2.9 Stereological quantification
The design of the quantitative analysis was based on previously published studies on various vessels morphology [40-42]. The area fractions of elastin, collagen and smooth muscle actin were quantified using the stereological point grid and Cavalieri principle [43]. The fractions were estimated as the ratio of the evaluated microscopic structures to the reference area. The settings of the used point grid were in agreement with the standards of stereological methods [44].The two-dimensional densities of nuclear profiles, vascular profiles and MAC387-positive cells were evaluated using the unbiased counting frame [40, 45]. These densities were estimated as the number of the evaluated structures per reference area. The proliferation index was evaluated as the ratio of Ki67-positive nuclei to all cell nuclei in the reference area. At least 300 nuclei per case were calculated for the proliferation index [46]. Intima-media thickness of veins was measured using four linear probes. Stereological quantifications were performed using the Ellipse software (ViDito, Košice, Slovak republic). For details see Supplementary fig. 2.
2.10 Statistics
Means and sample standard deviations were used to represent the measured data. Primary analysis of the quantitative histological and biochemistry data was performed with analysis of variance (ANOVA) for repeated measurements, thus respecting the dependency of observations belonging to each animal. In order to maximize statistical power, post-hoc analysis was not performed with a complete scheme of all pairwise comparisons, but only biologically relevant comparisons were made using the t-test (either paired or two-sample) with subsequent Bonferroni correction applied to the whole family of test for each variable. In particular, histological variables were compared between all timepoint pairs within each group (3 tests for each group, 6 tests in total) and between the groups at each time point (3 tests) and the Bonferroni-corrected significance level was set to αC = 0.05 / 9 = 0.0056. The exception here was vasa vasorum, for which data was not available for the decellularized graft before implantation.
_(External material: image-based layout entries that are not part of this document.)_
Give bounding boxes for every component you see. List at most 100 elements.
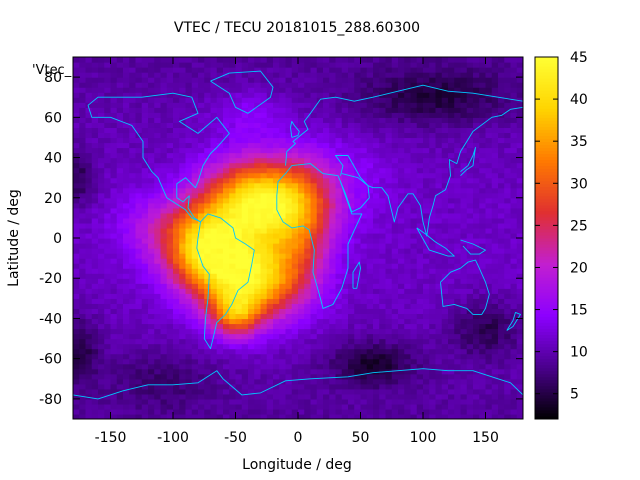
heatmap-cell	[473, 197, 480, 204]
heatmap-cell	[298, 248, 305, 254]
heatmap-cell	[348, 413, 355, 419]
heatmap-cell	[129, 142, 137, 149]
heatmap-cell	[466, 378, 474, 385]
heatmap-cell	[216, 263, 224, 269]
heatmap-cell	[185, 283, 193, 289]
heatmap-cell	[185, 107, 193, 113]
heatmap-cell	[148, 408, 155, 415]
heatmap-cell	[223, 278, 230, 284]
heatmap-cell	[210, 107, 218, 113]
heatmap-cell	[423, 157, 430, 164]
heatmap-cell	[191, 77, 199, 83]
heatmap-cell	[354, 222, 362, 229]
heatmap-cell	[379, 323, 387, 330]
heatmap-cell	[298, 253, 305, 259]
heatmap-cell	[154, 227, 162, 234]
heatmap-cell	[266, 343, 274, 350]
heatmap-cell	[473, 348, 480, 355]
heatmap-cell	[473, 172, 480, 179]
heatmap-cell	[248, 393, 255, 400]
heatmap-cell	[416, 187, 424, 194]
heatmap-cell	[423, 298, 430, 304]
heatmap-cell	[191, 72, 199, 78]
heatmap-cell	[316, 283, 324, 289]
heatmap-cell	[241, 92, 249, 98]
heatmap-cell	[223, 217, 230, 224]
heatmap-cell	[485, 308, 493, 315]
heatmap-cell	[285, 112, 293, 118]
heatmap-cell	[354, 243, 362, 249]
heatmap-cell	[210, 388, 218, 395]
heatmap-cell	[310, 368, 318, 375]
heatmap-cell	[310, 57, 318, 63]
heatmap-cell	[129, 192, 137, 199]
heatmap-cell	[454, 112, 462, 118]
heatmap-cell	[285, 202, 293, 209]
heatmap-cell	[491, 263, 499, 269]
heatmap-cell	[141, 92, 149, 98]
heatmap-cell	[160, 308, 168, 315]
heatmap-cell	[498, 253, 505, 259]
heatmap-cell	[323, 202, 330, 209]
heatmap-cell	[154, 212, 162, 219]
heatmap-cell	[341, 278, 349, 284]
heatmap-cell	[160, 162, 168, 169]
heatmap-cell	[104, 408, 112, 415]
heatmap-cell	[498, 398, 505, 405]
heatmap-cell	[91, 82, 99, 88]
heatmap-cell	[435, 197, 443, 204]
heatmap-cell	[229, 57, 237, 63]
heatmap-cell	[316, 253, 324, 259]
heatmap-cell	[329, 192, 337, 199]
heatmap-cell	[279, 383, 287, 390]
heatmap-cell	[198, 67, 205, 73]
heatmap-cell	[304, 263, 312, 269]
heatmap-cell	[341, 137, 349, 144]
heatmap-cell	[98, 308, 105, 315]
heatmap-cell	[173, 137, 180, 144]
heatmap-cell	[279, 82, 287, 88]
heatmap-cell	[416, 172, 424, 179]
heatmap-cell	[216, 232, 224, 239]
heatmap-cell	[485, 253, 493, 259]
heatmap-cell	[323, 62, 330, 68]
heatmap-cell	[323, 107, 330, 113]
heatmap-cell	[179, 348, 187, 355]
heatmap-cell	[423, 77, 430, 83]
heatmap-cell	[135, 308, 143, 315]
heatmap-cell	[335, 87, 343, 93]
heatmap-cell	[85, 207, 93, 214]
heatmap-cell	[435, 227, 443, 234]
heatmap-cell	[466, 212, 474, 219]
heatmap-cell	[160, 172, 168, 179]
heatmap-cell	[248, 147, 255, 154]
heatmap-cell	[254, 157, 262, 164]
heatmap-cell	[73, 408, 80, 415]
heatmap-cell	[260, 222, 268, 229]
heatmap-cell	[241, 253, 249, 259]
heatmap-cell	[110, 207, 118, 214]
heatmap-cell	[310, 268, 318, 274]
heatmap-cell	[279, 373, 287, 380]
heatmap-cell	[291, 177, 299, 184]
heatmap-cell	[198, 383, 205, 390]
heatmap-cell	[179, 207, 187, 214]
heatmap-cell	[448, 338, 455, 345]
heatmap-cell	[266, 253, 274, 259]
heatmap-cell	[466, 408, 474, 415]
heatmap-cell	[341, 122, 349, 128]
heatmap-cell	[110, 117, 118, 123]
heatmap-cell	[379, 97, 387, 103]
heatmap-cell	[248, 172, 255, 179]
heatmap-cell	[498, 283, 505, 289]
heatmap-cell	[216, 227, 224, 234]
heatmap-cell	[460, 112, 468, 118]
heatmap-cell	[216, 348, 224, 355]
heatmap-cell	[223, 408, 230, 415]
heatmap-cell	[248, 157, 255, 164]
heatmap-cell	[266, 77, 274, 83]
heatmap-cell	[110, 298, 118, 304]
heatmap-cell	[166, 97, 174, 103]
heatmap-cell	[473, 117, 480, 123]
heatmap-cell	[185, 117, 193, 123]
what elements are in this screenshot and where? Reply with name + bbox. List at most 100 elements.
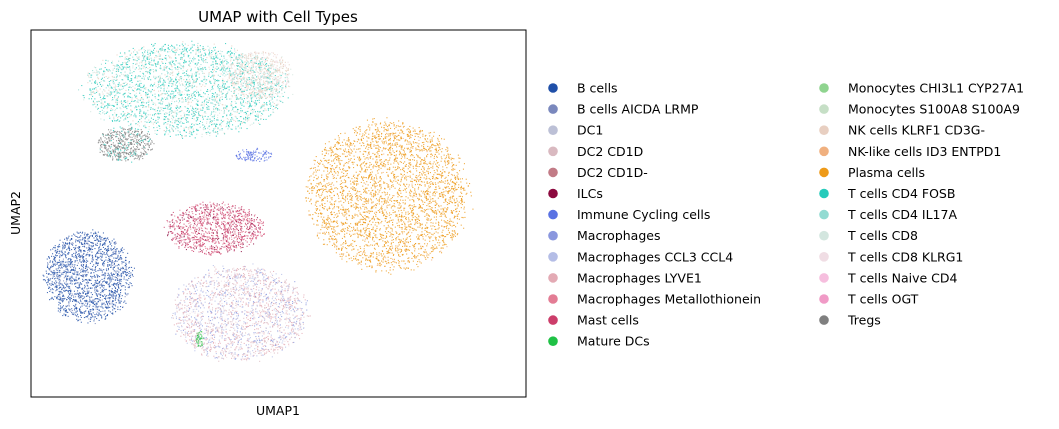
- data-point: [379, 184, 381, 186]
- data-point: [360, 229, 362, 231]
- data-point: [227, 128, 229, 130]
- data-point: [423, 251, 425, 253]
- data-point: [362, 153, 364, 155]
- data-point: [242, 71, 244, 73]
- data-point: [318, 237, 320, 239]
- data-point: [438, 239, 440, 241]
- data-point: [101, 77, 103, 79]
- data-point: [382, 237, 384, 239]
- data-point: [452, 230, 454, 232]
- data-point: [153, 75, 155, 77]
- data-point: [408, 257, 410, 259]
- data-point: [224, 70, 226, 72]
- data-point: [160, 110, 162, 112]
- data-point: [212, 123, 214, 125]
- data-point: [155, 104, 157, 106]
- data-point: [335, 252, 337, 254]
- data-point: [400, 205, 402, 207]
- data-point: [327, 190, 329, 192]
- data-point: [337, 215, 339, 217]
- data-point: [381, 133, 383, 135]
- data-point: [324, 186, 326, 188]
- data-point: [239, 127, 241, 129]
- data-point: [364, 230, 366, 232]
- data-point: [163, 123, 165, 125]
- data-point: [392, 254, 394, 256]
- data-point: [327, 170, 329, 172]
- data-point: [362, 217, 364, 219]
- data-point: [403, 184, 405, 186]
- data-point: [249, 104, 251, 106]
- data-point: [427, 145, 429, 147]
- data-point: [325, 186, 327, 188]
- data-point: [397, 129, 399, 131]
- data-point: [383, 124, 385, 126]
- data-point: [433, 144, 435, 146]
- data-point: [384, 192, 386, 194]
- data-point: [208, 49, 210, 51]
- data-point: [340, 186, 342, 188]
- data-point: [380, 178, 382, 180]
- data-point: [180, 120, 182, 122]
- data-point: [437, 178, 439, 180]
- data-point: [446, 186, 448, 188]
- data-point: [362, 135, 364, 137]
- data-point: [161, 47, 163, 49]
- data-point: [236, 49, 238, 51]
- data-point: [372, 207, 374, 209]
- data-point: [346, 140, 348, 142]
- data-point: [214, 74, 216, 76]
- data-point: [385, 159, 387, 161]
- data-point: [343, 235, 345, 237]
- data-point: [96, 104, 98, 106]
- data-point: [410, 150, 412, 152]
- data-point: [348, 215, 350, 217]
- data-point: [452, 221, 454, 223]
- data-point: [184, 135, 186, 137]
- data-point: [189, 125, 191, 127]
- data-point: [96, 74, 98, 76]
- data-point: [368, 153, 370, 155]
- data-point: [317, 169, 319, 171]
- data-point: [247, 84, 249, 86]
- data-point: [433, 174, 435, 176]
- data-point: [354, 215, 356, 217]
- data-point: [355, 245, 357, 247]
- data-point: [382, 142, 384, 144]
- data-point: [144, 62, 146, 64]
- data-point: [125, 89, 127, 91]
- data-point: [145, 66, 147, 68]
- data-point: [371, 206, 373, 208]
- data-point: [199, 115, 201, 117]
- data-point: [426, 231, 428, 233]
- data-point: [414, 135, 416, 137]
- data-point: [191, 113, 193, 115]
- data-point: [338, 161, 340, 163]
- data-point: [402, 131, 404, 133]
- data-point: [365, 229, 367, 231]
- data-point: [165, 57, 167, 59]
- data-point: [436, 162, 438, 164]
- data-point: [419, 183, 421, 185]
- data-point: [461, 204, 463, 206]
- data-point: [441, 225, 443, 227]
- data-point: [382, 259, 384, 261]
- data-point: [242, 85, 244, 87]
- data-point: [351, 161, 353, 163]
- data-point: [260, 75, 262, 77]
- data-point: [161, 84, 163, 86]
- data-point: [166, 87, 168, 89]
- data-point: [138, 122, 140, 124]
- data-point: [183, 84, 185, 86]
- data-point: [454, 185, 456, 187]
- data-point: [454, 230, 456, 232]
- data-point: [140, 121, 142, 123]
- data-point: [448, 157, 450, 159]
- data-point: [146, 97, 148, 99]
- data-point: [243, 100, 245, 102]
- data-point: [437, 232, 439, 234]
- data-point: [259, 61, 261, 63]
- data-point: [367, 137, 369, 139]
- data-point: [405, 218, 407, 220]
- data-point: [193, 79, 195, 81]
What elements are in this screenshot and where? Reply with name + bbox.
The repeated measures ANOVA was thus performed using only the ‘native’ and ‘28 days after implantation’ timepoints and the post-hoc procedure comprised only 6 tests and αC = 0.05 / 6 = 0.0083. For biochemistry variables, only comparisons between groups (for each time point) were made, resulting in 8 tests and αC = 0.05 / 8 = 0.00625 for each variable. The Bonferroni correction was performed at the level of significance threshold α and if shown, the original p-values are presented. All reported p-values are two-tailed and the general level of statistical significance was set at α = 0.05. Statistical analysis was performed in Statistica (ver. 12 Cz, TIBCO Software Inc., Palo Alto, CA, USA).